DÉCRYPTAGE – Prévus pour la rentrée scolaire, les programmes révisés font la part belle à la religion et au patriotisme, à l’image de l’islamo-nationalisme promu par le président turc.

Correspondante à Istanbul

Sa cadette sur les épaules et le sac à dos rempli de friandises et de chips, Burcu s’était imaginé un pique-nique festif, un de ces rassemblements joyeux à la porte de l’été stambouliote. À peine arrivée sur la pelouse du parc Maçka, cette mère de deux enfants comprend vite que la fin de l’année scolaire est déjà compromise : autour de la grande nappe dressée à même le sol, les regards sont éteints, les visages fermés. «Tu as entendu la dernière ?», lance un des parents d’élèves, en lui tendant l’écran de son smartphone. Résumé en dix lignes, le programme de la prochaine rentrée affiche des objectifs aux couleurs islamo-nationalistes du président Erdogan : promouvoir les valeurs«nationales et spirituelles», encourager «l’honnêteté et le patriotisme» et former des générations «morales et vertueuses». «On s’en serait bien passé !», s’effondre Burcu, en même temps que ses paquets.
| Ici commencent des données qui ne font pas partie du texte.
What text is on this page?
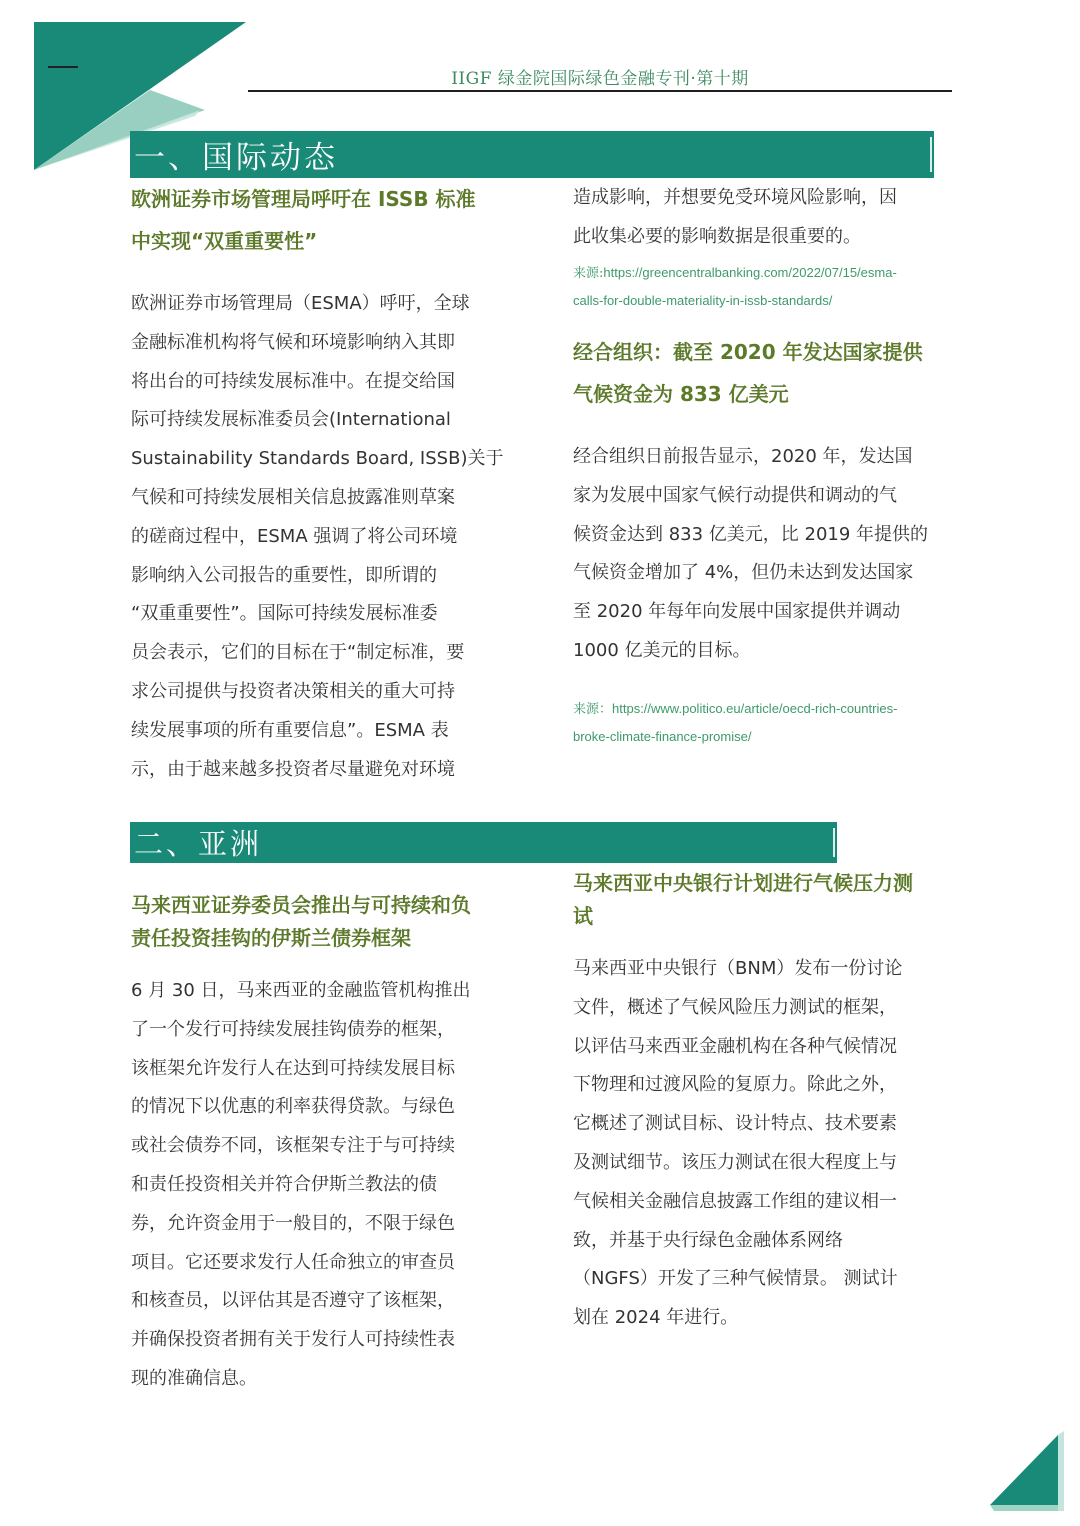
IIGF 绿金院国际绿色金融专刊·第十期
一、国际动态
欧洲证券市场管理局呼吁在 ISSB 标准
中实现“双重重要性”
欧洲证券市场管理局（ESMA）呼吁，全球
金融标准机构将气候和环境影响纳入其即
将出台的可持续发展标准中。在提交给国
际可持续发展标准委员会(International
Sustainability Standards Board, ISSB)关于
气候和可持续发展相关信息披露准则草案
的磋商过程中，ESMA 强调了将公司环境
影响纳入公司报告的重要性，即所谓的
“双重重要性”。国际可持续发展标准委
员会表示，它们的目标在于“制定标准，要
求公司提供与投资者决策相关的重大可持
续发展事项的所有重要信息”。ESMA 表
示，由于越来越多投资者尽量避免对环境
造成影响，并想要免受环境风险影响，因
此收集必要的影响数据是很重要的。
来源:https://greencentralbanking.com/2022/07/15/esma-
calls-for-double-materiality-in-issb-standards/
经合组织：截至 2020 年发达国家提供
气候资金为 833 亿美元
经合组织日前报告显示，2020 年，发达国
家为发展中国家气候行动提供和调动的气
候资金达到 833 亿美元，比 2019 年提供的
气候资金增加了 4%，但仍未达到发达国家
至 2020 年每年向发展中国家提供并调动
1000 亿美元的目标。
来源：https://www.politico.eu/article/oecd-rich-countries-
broke-climate-finance-promise/
二、亚洲
马来西亚证券委员会推出与可持续和负
责任投资挂钩的伊斯兰债券框架
6 月 30 日，马来西亚的金融监管机构推出
了一个发行可持续发展挂钩债券的框架，
该框架允许发行人在达到可持续发展目标
的情况下以优惠的利率获得贷款。与绿色
或社会债券不同，该框架专注于与可持续
和责任投资相关并符合伊斯兰教法的债
券，允许资金用于一般目的，不限于绿色
项目。它还要求发行人任命独立的审查员
和核查员，以评估其是否遵守了该框架，
并确保投资者拥有关于发行人可持续性表
现的准确信息。
马来西亚中央银行计划进行气候压力测
试
马来西亚中央银行（BNM）发布一份讨论
文件，概述了气候风险压力测试的框架，
以评估马来西亚金融机构在各种气候情况
下物理和过渡风险的复原力。除此之外，
它概述了测试目标、设计特点、技术要素
及测试细节。该压力测试在很大程度上与
气候相关金融信息披露工作组的建议相一
致，并基于央行绿色金融体系网络
（NGFS）开发了三种气候情景。 测试计
划在 2024 年进行。
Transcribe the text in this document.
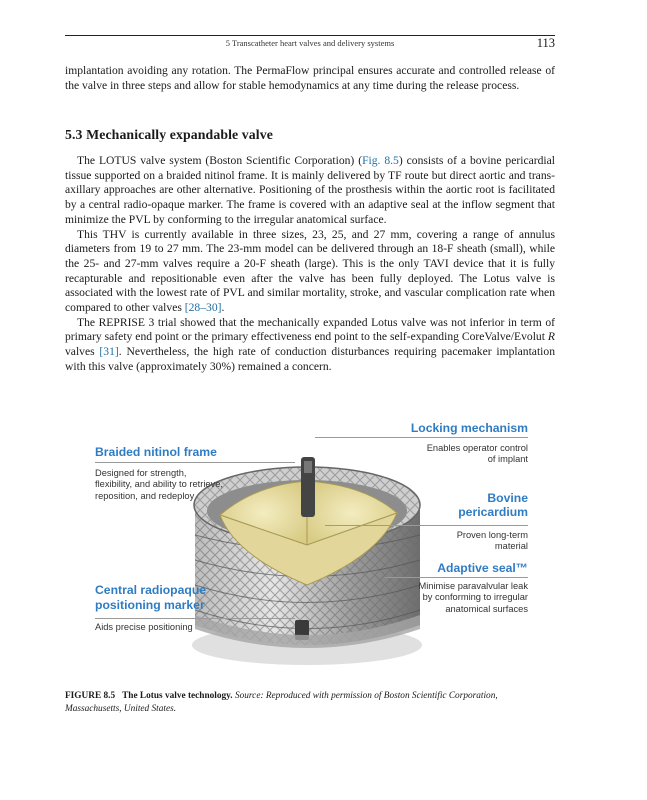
5 Transcatheter heart valves and delivery systems	113

implantation avoiding any rotation. The PermaFlow principal ensures accurate and controlled release of the valve in three steps and allow for stable hemodynamics at any time during the release process.

5.3 Mechanically expandable valve

The LOTUS valve system (Boston Scientific Corporation) (Fig. 8.5) consists of a bovine pericardial tissue supported on a braided nitinol frame. It is mainly delivered by TF route but direct aortic and trans-axillary approaches are other alternative. Positioning of the prosthesis within the aortic root is facilitated by a central radio-opaque marker. The frame is covered with an adaptive seal at the inflow segment that minimize the PVL by conforming to the irregular anatomical surface.

This THV is currently available in three sizes, 23, 25, and 27 mm, covering a range of annulus diameters from 19 to 27 mm. The 23-mm model can be delivered through an 18-F sheath (small), while the 25- and 27-mm valves require a 20-F sheath (large). This is the only TAVI device that it is fully recapturable and repositionable even after the valve has been fully deployed. The Lotus valve is associated with the lowest rate of PVL and similar mortality, stroke, and vascular complication rate when compared to other valves [28–30].

The REPRISE 3 trial showed that the mechanically expanded Lotus valve was not inferior in term of primary safety end point or the primary effectiveness end point to the self-expanding CoreValve/Evolut R valves [31]. Nevertheless, the high rate of conduction disturbances requiring pacemaker implantation with this valve (approximately 30%) remained a concern.

Locking mechanism
Enables operator control of implant
Braided nitinol frame
Designed for strength, flexibility, and ability to retrieve, reposition, and redeploy	Bovine pericardium
Proven long-term material
Adaptive seal™
Minimise paravalvular leak by conforming to irregular anatomical surfaces
Central radiopaque positioning marker
Aids precise positioning
FIGURE 8.5 The Lotus valve technology. Source: Reproduced with permission of Boston Scientific Corporation, Massachusetts, United States.
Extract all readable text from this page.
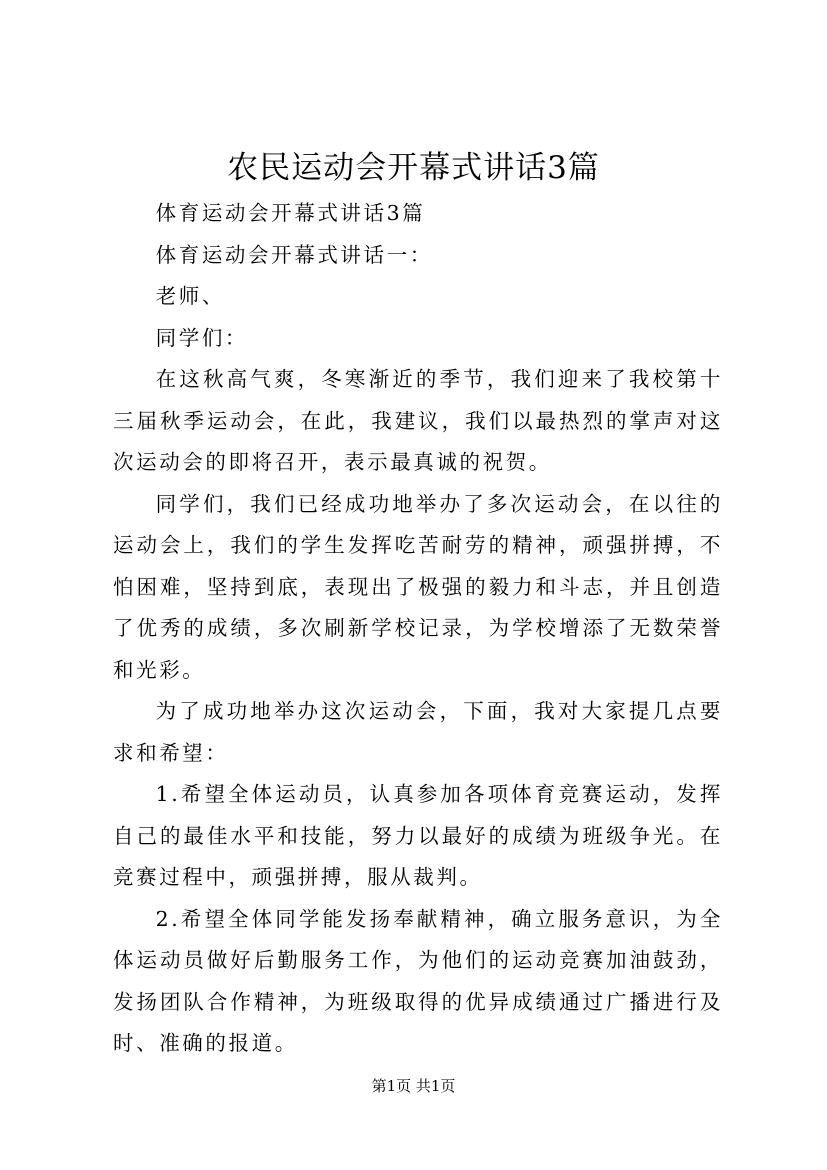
农民运动会开幕式讲话3篇

体育运动会开幕式讲话3篇

体育运动会开幕式讲话一：

老师、

同学们：

在这秋高气爽，冬寒渐近的季节，我们迎来了我校第十三届秋季运动会，在此，我建议，我们以最热烈的掌声对这次运动会的即将召开，表示最真诚的祝贺。

同学们，我们已经成功地举办了多次运动会，在以往的运动会上，我们的学生发挥吃苦耐劳的精神，顽强拼搏，不怕困难，坚持到底，表现出了极强的毅力和斗志，并且创造了优秀的成绩，多次刷新学校记录，为学校增添了无数荣誉和光彩。

为了成功地举办这次运动会，下面，我对大家提几点要求和希望：

1.希望全体运动员，认真参加各项体育竞赛运动，发挥自己的最佳水平和技能，努力以最好的成绩为班级争光。在竞赛过程中，顽强拼搏，服从裁判。

2.希望全体同学能发扬奉献精神，确立服务意识，为全体运动员做好后勤服务工作，为他们的运动竞赛加油鼓劲，发扬团队合作精神，为班级取得的优异成绩通过广播进行及时、准确的报道。

第1页 共1页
Publiées fin avril, les nouvelles directives du ministère de l’Éducation confirment le virage idéologique et autoritaire de la Turquie. «Je suis musulmane et croyante. Mais pas question de laisser le pouvoir dicter ma religion et celle de mes deux enfants», enrage-t-elle. Et de citer, pêle-mêle, la récente reconversion de la Basilique Sainte-Sophie en mosquée, la banalisation des références religieuses dans les discours politiques, ou encore le «fatalisme» divin si souvent évoqué à propos du tragique tremblement de terre de février 2023 : tous ces petits et grands changements insufflés par dose homéopathique qui imposent une nouvelle façon de vivre et de penser, tandis que les écoles et les universités turques se vident de leurs enseignants qui réfléchissent différemment. « Depuis le coup d’État raté de 2016 , et la purge de milliers d’instituteurs et professeurs, le pouvoir nous pousse vers la sortie. À l’université, les nouveaux recteurs, désormais nommés par décret par Recep Tayyip Erdogan, imposent leurs hommes et leurs idées», témoigne un universitaire.

Valeurs religieuses

Les temps ont changé depuis les débuts de l’AKP. Quand le Parti de la Justice et du Développement arrive au pouvoir en 2002, c’est au nom de réformes démocratiques et d’un savant rééquilibrage entre la laïcité à marche forcée héritée d’Atatürk et les valeurs religieuses des populations oubliées d’Anatolie et de la mer Noire. Mais le nouveau « modèle turc », combinant islam et démocratie sur fond de transformations économiques et de processus d’adhésion à l’Union Européenne, prend progressivement une autre tournure. Dans un discours prononcé en 2012, Erdogan annonce vouloir éduquer une « génération pieuse ».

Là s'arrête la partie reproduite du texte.